Innenstadt. Zu Beginn seines Vortrags „Das Grundgesetz im Wandel der Zeit“, projiziert Lodovic Roy die klug durchdachte Architektur des Jakob-Kaiser-Hauses auf die Wand. Aber was hat das Berliner Gebäude mit dem Grundgesetz zu tun? „Es ist ein symbolhaftes Bild“, lässt er die zahlreichen Gäste im Florian-Waldeck-Saal des Zeughauses wissen, die auf Einladung der Harmonie, der ältesten Kulturgesellschaft der Kurpfalz, gekommen sind. Das Grundgesetz sei in dem größten deutschen Parlamentsbau nicht willkürlich in Glasscheiben eingraviert. Den Politikern, die dort wirken, soll es stets vor Augen sein und erinnern, dass Demokratie zerbrechen könne wie Glas. Man ahnt, dass es an diesem Abend spannend wird und vielschichtig obendrein. Denn das Thema ist groß. Schließlich wurde die Verfassung bereits am 23. Mai 1949 feierlich verkündet. Das ist 76 Jahre her.
Das Wichtigste: Paragraph 1 des Grundgesetzes
Der Zweite Weltkrieg war gerade vier Jahre vorüber und die Amerikaner forcierten das Zustandekommen, weil sie, so Roy, „auf ein friedliches und demokratisches Deutschland hofften, das seine Freiheit und seine Unabhängigkeit erlangt und erhält“. Die Militär-Gouverneure der westlichen Besatzungszonen stimmten dem zu, und die Bundesrepublik Deutschland wurde gegründet. Obwohl nur 21 Prozent der Deutschen an der Verfassung interessiert und sie 40 Prozent gleichgültig war, ging ab diesem Zeitpunkt „alle Staatsgewalt vom Volke aus“. Das Wichtigste aber bleibe, erläutert der promovierte Historiker, Paragraph 1 des Grundgesetzes. „Die Würde des Menschen ist unantastbar. Sie zu achten und zu schützen, ist Verpflichtung aller staatlichen Gewalt“.
Einer Erweiterung der Verfassung steht dabei nichts im Wege und wurde bis zum Jahr 2025 neunundsechzig Mal vorgenommen.

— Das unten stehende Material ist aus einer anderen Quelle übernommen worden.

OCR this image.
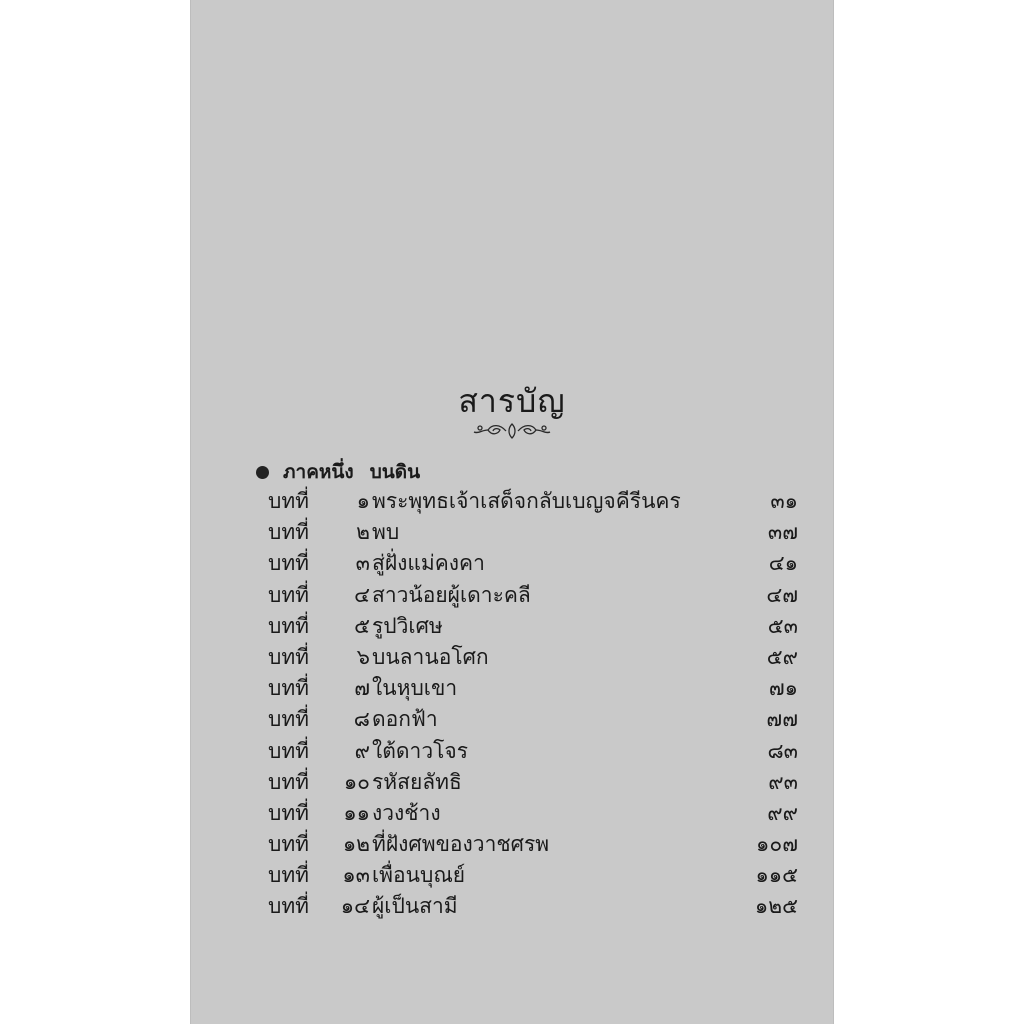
สารบัญ
ภาคหนึ่ง บนดิน
บทที่	๑ พระพุทธเจ้าเสด็จกลับเบญจคีรีนคร	๓๑
บทที่	๒ พบ	๓๗
บทที่	๓ สู่ฝั่งแม่คงคา	๔๑
บทที่	๔ สาวน้อยผู้เดาะคลี	๔๗
บทที่	๕ รูปวิเศษ	๕๓
บทที่	๖ บนลานอโศก	๕๙
บทที่	๗ ในหุบเขา	๗๑
บทที่	๘ ดอกฟ้า	๗๗
บทที่	๙ ใต้ดาวโจร	๘๓
บทที่	๑๐ รหัสยลัทธิ	๙๓
บทที่	๑๑ งวงช้าง	๙๙
บทที่	๑๒ ที่ฝังศพของวาชศรพ	๑๐๗
บทที่	๑๓ เพื่อนบุณย์	๑๑๕
บทที่	๑๔ ผู้เป็นสามี	๑๒๕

Im Jahr 1954 ist die Bundesrepublik weitgehend aufgebaut und „die Gesetzgebungskompetenz des Bundes für Verteidigungsangelegenheiten“ sollte neu geregelt werden. In den „Pariser Verträgen“ wird die Wiederaufrüstung beschlossen. Viele der Zuhörerenden werden sich an die Herabsetzung des Wahlalters von 21 auf 18 Jahre erinnert haben, die 1970 in Kraft trat. Und natürlich auch an 1990, als nach der Vollendung der Einheit Deutschlands die Verfassung für das gesamte deutsche Volk als Grundgesetz konstituiert wurde. Und ohne Deutsche Einheit, macht Roy deutlich, „gäbe es keine Europäische Union“.
Die Zeiten wandeln sich. Und immer sind Anpassungen nötig. Auch im Asylkompromiss, bei der Verschuldung der Länder, dem Sondervermögen und der Schuldenbremse, wie wir sie ganz aktuell miterleben. Selbst wenn so manche und mancher über die Verfassung schimpfen würde, garantiere sie doch politische Stabilität. Ein Blick ins wechselhafte Ausland zeige, dass es hierzulande nur neun Kanzler und eine Kanzlerin in den 76 Jahren gegeben habe. Und die politischen Parteien seien ein Erfahrungsschatz ohne große Brüche. Ludovic Roy hat viel zu sagen.
Er spricht schnell, informativ und würzt mit kleinen Späßchen. Und nach Erläuterungen, wie das Verfassungsgericht als „Hüter der Verfassung“ die Grundrechte wahrt, wie Bundesrat, Bundestag und der Bundespräsident in Abstimmungen und Zustimmungen eingebunden sind, erfolgt großer Applaus.